Les projections nationales montrent qu’en 2030 la génération du baby boom aura 80 ans. La durée de vie s’est considérablement allongée ces dernières décennies grâce aux progrès de la médecine. Mais cela a eu pour effet de voir croître la survenue de maladies chroniques. Par conséquent, les soignants des EHPAD sont confrontés à des situations de fins de vie de plus en plus médicalisées et complexes à prendre à charge. Les EHPAD sont des lieux de vie, mais aussi le dernier lieu de vie des résidents dans 74 % des cas. D’après un article d’Hospimédia (1), paru en Novembre 2020, les EHPAD doivent devenir des lieux de référence en matière d’accompagnement de la fin vie. La crise de la Covid19 en 2020 pourrait être l’élément déclencheur d’une dynamique en faveur de cette reconnaissance. La qualité de l’accompagnement de la fin de vie devient donc un enjeu essentiel pour les EHPAD.
Contexte national
La fin de vie en EHPAD en France
Aujourd’hui en France, il existe encore de grandes difficultés dans l’accompagnement de la fin de vie dans les EHPAD. La situation nationale montre une hétérogénéité des prises en charge des soins palliatifs sur le territoire et les actions sont difficiles à mettre en place du fait de la crise économique qui diminue les moyens financiers et humains. Chaque année, environ 150 000 résidents d’EHPAD décèdent, ce qui équivaut à 1/4 des décès en France. Parmi ces décès, 74% décèdent à l’EHPAD, 25% à l’hôpital et 0,6% dans une Unité de Soins Palliatifs (USP). (2) Depuis les années 80, la part des décès en établissement de santé s’est stabilisée. Cependant, on constate que la part de décès à domicile baisse progressivement alors que la part de décès en maison de retraite augmente. Cela s’explique par le fait que le nombre de personnes âgées vivant en EHPAD a considérablement augmenté : 35 000 résidents supplémentaires entre 2011 et 2015. D’autre part, les résidents d’EHPAD sont plus âgés. La moitié d’entre eux ont plus de 87 ans. Par conséquent, les personnes sont moins autonomes. 83% des résidents d’EHPAD de plus de 60 ans sont en situation de dépendance et cumulent en 7,9 pathologies chroniques.

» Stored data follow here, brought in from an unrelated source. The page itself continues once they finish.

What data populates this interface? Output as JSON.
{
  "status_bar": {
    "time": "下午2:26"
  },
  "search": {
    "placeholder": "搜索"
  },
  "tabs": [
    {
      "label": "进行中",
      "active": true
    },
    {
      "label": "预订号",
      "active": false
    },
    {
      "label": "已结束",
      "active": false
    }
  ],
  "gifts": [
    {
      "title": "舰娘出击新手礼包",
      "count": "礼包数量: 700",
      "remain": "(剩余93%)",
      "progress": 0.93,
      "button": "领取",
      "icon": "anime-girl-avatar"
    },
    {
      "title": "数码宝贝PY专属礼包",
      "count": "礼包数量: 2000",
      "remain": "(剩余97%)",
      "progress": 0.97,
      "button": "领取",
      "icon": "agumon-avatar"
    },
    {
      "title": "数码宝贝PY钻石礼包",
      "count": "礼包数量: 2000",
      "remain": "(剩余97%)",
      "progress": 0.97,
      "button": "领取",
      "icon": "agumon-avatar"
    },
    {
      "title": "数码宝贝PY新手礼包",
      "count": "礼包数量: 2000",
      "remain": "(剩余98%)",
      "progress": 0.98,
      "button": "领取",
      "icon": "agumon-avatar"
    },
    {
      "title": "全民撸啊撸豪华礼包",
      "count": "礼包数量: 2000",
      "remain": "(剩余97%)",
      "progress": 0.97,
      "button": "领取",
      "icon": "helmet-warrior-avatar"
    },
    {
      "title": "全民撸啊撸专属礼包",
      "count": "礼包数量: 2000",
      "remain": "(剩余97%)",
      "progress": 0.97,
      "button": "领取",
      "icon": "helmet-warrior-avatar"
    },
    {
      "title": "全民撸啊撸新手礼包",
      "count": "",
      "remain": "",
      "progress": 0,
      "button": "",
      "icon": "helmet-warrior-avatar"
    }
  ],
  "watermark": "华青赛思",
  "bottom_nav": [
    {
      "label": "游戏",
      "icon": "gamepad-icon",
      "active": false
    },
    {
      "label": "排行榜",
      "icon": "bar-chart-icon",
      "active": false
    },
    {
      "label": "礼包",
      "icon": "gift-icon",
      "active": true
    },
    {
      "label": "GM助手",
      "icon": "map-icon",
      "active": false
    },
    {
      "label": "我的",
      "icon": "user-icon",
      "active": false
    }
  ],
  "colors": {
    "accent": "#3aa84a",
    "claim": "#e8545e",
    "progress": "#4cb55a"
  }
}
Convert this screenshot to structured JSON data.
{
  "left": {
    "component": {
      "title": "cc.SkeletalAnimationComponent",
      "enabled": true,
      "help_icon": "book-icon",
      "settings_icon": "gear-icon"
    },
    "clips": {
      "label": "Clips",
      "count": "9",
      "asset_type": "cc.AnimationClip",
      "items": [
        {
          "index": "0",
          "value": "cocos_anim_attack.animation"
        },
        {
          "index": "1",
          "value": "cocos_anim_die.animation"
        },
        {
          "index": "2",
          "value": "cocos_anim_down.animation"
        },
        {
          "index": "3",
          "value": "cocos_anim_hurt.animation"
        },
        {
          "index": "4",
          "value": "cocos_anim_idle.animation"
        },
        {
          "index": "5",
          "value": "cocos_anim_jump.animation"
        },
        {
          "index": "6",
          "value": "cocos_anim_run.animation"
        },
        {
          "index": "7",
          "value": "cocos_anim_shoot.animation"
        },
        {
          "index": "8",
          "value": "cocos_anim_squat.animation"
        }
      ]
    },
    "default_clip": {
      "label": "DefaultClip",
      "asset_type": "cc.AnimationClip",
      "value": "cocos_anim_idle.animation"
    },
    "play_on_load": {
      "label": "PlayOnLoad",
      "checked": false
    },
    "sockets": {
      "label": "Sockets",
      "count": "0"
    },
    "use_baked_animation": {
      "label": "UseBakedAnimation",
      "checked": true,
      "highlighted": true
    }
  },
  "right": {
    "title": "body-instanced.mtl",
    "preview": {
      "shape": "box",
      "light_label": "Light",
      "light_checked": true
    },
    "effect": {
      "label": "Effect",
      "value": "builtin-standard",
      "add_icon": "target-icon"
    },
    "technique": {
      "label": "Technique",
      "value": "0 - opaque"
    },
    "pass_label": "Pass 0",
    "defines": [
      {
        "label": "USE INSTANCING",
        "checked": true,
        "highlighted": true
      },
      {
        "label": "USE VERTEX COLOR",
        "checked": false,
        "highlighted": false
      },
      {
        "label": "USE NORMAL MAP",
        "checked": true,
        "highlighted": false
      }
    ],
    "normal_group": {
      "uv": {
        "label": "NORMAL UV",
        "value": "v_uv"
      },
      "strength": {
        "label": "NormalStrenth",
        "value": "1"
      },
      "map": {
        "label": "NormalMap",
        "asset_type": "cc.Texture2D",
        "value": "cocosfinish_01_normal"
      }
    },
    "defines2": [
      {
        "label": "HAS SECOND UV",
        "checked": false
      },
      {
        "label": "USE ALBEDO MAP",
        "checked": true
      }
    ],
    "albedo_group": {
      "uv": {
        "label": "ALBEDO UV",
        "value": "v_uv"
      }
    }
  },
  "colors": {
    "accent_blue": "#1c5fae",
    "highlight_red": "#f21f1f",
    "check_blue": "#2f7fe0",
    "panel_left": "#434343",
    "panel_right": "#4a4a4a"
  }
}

Par ailleurs, les besoins d’accompagnement de la fin de vie dans les EHPAD restent importants. D’après le rapport de 2013 de l’Observatoire National de la Fin de Vie (ONFV), 59% des personnes décédées en EHPAD auraient nécessitées la mise en œuvre d’une démarche de soins palliatifs. De plus, 23,6% des résidents qui décèdent en EHPAD de façon non-soudaine sont hospitalisés en urgence au moins une fois au cours des deux semaines qui précèdent leur décès, 17% sont transférés une seule fois, et 6.6% le sont deux fois ou plus. A cela, s’ajoute la part de décès importants de personnes âgées aux urgences. En 2012, 13 000 personnes âgées sont décédées aux urgences peu après leur admission.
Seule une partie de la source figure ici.